L’homme dragon, Chroniques de Moriheï Ueshiba n°6 : Ce vieil homme qui nous laisse un message

Publié le 15 Septembre 2022

O sensei en méditation au sommet de l’Haleakala sur l’île Maui

O sensei en méditation au sommet de l’Haleakala sur l’île Maui

Attention : Cet article est paru précédemment dans la nouvelle version de Dragon Magazine, HS spécial Aïkido sous une version légèrement simplifiée. L'article a été remis à jour dans sa version 2022 et les notes, parfois incomplètes, de la version papier, ont été reprises pour une meilleure compréhension. Bonne lecture.

 

Chaque école d’Aïkido possède sa vision du parcours hors-normes de Moriheï Ueshiba, fondateur de l’Aïkido. Mais connaissons-nous vraiment l’homme derrière le précurseur ? Dans cette sixième et dernière chronique, abordons ensemble la question du développement mondial de l’Aïkido et de la parenté de la discipline.

 

 

L’ouverture vers l’ouest

Avec l’acquisition d’une renommée naissante à l’internationale, Moriheï Ueshiba est désormais devenu une icône des arts martiaux japonais. Bien qu’il ne revienne enseigner à Tokyo que dans les années 50 (soit environ 8 ans après la naissance officielle de la discipline) pour des raisons autant personnelles que politiques, son rôle en dehors d’Iwama est désormais celui d’un promoteur pacifique de l’Aïkido.

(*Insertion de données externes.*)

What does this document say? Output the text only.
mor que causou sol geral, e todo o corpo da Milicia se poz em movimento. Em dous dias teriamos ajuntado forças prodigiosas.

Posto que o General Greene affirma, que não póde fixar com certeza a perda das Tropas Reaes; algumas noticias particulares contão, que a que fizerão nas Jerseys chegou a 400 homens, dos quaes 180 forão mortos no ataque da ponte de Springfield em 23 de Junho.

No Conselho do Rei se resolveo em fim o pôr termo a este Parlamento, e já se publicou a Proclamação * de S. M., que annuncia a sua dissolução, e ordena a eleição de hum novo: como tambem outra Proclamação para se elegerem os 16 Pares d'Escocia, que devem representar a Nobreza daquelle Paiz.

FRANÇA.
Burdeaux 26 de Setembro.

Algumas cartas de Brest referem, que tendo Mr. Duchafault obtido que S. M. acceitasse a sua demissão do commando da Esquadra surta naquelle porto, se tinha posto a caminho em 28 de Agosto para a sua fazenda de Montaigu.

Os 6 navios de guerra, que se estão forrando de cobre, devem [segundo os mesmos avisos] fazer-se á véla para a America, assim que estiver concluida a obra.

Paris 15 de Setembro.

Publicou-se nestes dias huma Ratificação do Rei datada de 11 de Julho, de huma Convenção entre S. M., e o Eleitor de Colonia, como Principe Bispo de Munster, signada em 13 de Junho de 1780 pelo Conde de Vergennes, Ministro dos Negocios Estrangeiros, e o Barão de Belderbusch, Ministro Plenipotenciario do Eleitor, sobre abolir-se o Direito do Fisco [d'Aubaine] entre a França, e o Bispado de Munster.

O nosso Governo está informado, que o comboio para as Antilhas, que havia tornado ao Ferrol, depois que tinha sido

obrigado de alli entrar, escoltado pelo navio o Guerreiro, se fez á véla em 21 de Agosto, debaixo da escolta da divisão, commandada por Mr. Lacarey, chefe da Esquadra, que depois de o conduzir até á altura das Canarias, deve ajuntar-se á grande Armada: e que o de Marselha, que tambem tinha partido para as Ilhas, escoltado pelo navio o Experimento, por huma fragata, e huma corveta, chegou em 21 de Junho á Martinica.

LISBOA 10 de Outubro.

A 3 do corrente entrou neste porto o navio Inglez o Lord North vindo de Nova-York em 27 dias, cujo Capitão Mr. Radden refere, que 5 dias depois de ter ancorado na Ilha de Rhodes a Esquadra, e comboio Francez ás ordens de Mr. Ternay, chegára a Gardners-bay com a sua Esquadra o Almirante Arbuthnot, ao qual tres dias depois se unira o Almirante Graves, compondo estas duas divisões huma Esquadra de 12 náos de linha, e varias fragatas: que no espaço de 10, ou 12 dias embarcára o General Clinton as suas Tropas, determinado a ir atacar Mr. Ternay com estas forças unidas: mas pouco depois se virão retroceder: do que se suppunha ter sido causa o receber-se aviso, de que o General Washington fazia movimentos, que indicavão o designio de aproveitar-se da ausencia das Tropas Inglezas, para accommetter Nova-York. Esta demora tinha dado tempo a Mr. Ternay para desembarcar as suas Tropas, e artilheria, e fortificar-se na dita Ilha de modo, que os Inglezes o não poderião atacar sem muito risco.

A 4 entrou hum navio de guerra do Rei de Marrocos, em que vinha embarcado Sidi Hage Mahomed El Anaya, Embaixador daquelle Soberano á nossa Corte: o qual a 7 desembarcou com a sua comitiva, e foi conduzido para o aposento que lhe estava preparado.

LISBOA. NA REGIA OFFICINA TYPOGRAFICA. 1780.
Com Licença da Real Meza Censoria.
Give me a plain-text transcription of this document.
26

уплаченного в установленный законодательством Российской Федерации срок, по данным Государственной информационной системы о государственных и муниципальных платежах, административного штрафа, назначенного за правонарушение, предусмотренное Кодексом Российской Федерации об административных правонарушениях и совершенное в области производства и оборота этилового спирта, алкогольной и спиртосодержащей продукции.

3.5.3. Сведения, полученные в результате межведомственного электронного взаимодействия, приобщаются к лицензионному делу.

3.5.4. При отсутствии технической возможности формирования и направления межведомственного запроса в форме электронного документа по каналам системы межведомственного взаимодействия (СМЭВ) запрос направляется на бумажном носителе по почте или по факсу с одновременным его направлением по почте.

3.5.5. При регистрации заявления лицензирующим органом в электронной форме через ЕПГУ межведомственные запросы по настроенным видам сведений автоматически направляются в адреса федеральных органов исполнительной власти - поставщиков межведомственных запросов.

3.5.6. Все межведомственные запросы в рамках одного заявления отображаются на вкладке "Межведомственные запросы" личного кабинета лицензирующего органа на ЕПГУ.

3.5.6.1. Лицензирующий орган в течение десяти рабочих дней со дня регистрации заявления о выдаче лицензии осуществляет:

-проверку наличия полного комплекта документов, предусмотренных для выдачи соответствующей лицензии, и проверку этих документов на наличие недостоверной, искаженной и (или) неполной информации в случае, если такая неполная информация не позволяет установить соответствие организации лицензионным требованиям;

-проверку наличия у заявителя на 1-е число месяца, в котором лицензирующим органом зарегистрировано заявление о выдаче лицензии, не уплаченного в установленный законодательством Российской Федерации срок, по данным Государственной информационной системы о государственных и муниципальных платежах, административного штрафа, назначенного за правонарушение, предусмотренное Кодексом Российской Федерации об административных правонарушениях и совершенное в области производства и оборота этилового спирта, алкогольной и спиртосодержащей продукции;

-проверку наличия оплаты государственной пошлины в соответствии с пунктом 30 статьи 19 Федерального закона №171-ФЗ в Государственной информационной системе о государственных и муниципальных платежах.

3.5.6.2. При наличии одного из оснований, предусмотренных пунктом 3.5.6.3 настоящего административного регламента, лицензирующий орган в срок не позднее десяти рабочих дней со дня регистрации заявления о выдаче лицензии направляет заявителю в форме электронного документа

Rappelons à nouveau que le nom du dojo principal, désormais appelé « Aïkido Hombu Dojo de la fondation Aïkikaï », est transféré d’Iwama vers Tokyo à partir de 1953, confirmant le retour final de l’administration de l’Aïkido à la capitale. Coté communication, c’est également la naissance de l’Aïkikaï-ho (futur Aïkido shinbun, organe de presse de la fondation) dont les parutions débutent à partir de 1950.

Le travail immense de Kisshomaru Ueshiba, accompagné de ses bienfaiteurs et quelques anciens, impulsé par la fondation Aïkikaï va confirmer la volonté d’ouverture de l’Aïkido vers l’ouest, conformément à la déclaration d’intention transmise aux autorités d’occupation d’après-guerre. C’est cette vision à long terme qui va donner le ton de l’ensemble des actions futures des décideurs de la discipline. Cette ouverture volontaire est également conforme aux attentes de la société japonaise d’après-guerre dont le regard est aussi tourné vers l’ouest. Les éléments de langage sont désormais ceux de la démilitarisation, de l’apaisement et de la compréhension mutuelle entre les peuples. Le Budo est présenté comme un bienfait éducatif et non un art tourné vers la guerre.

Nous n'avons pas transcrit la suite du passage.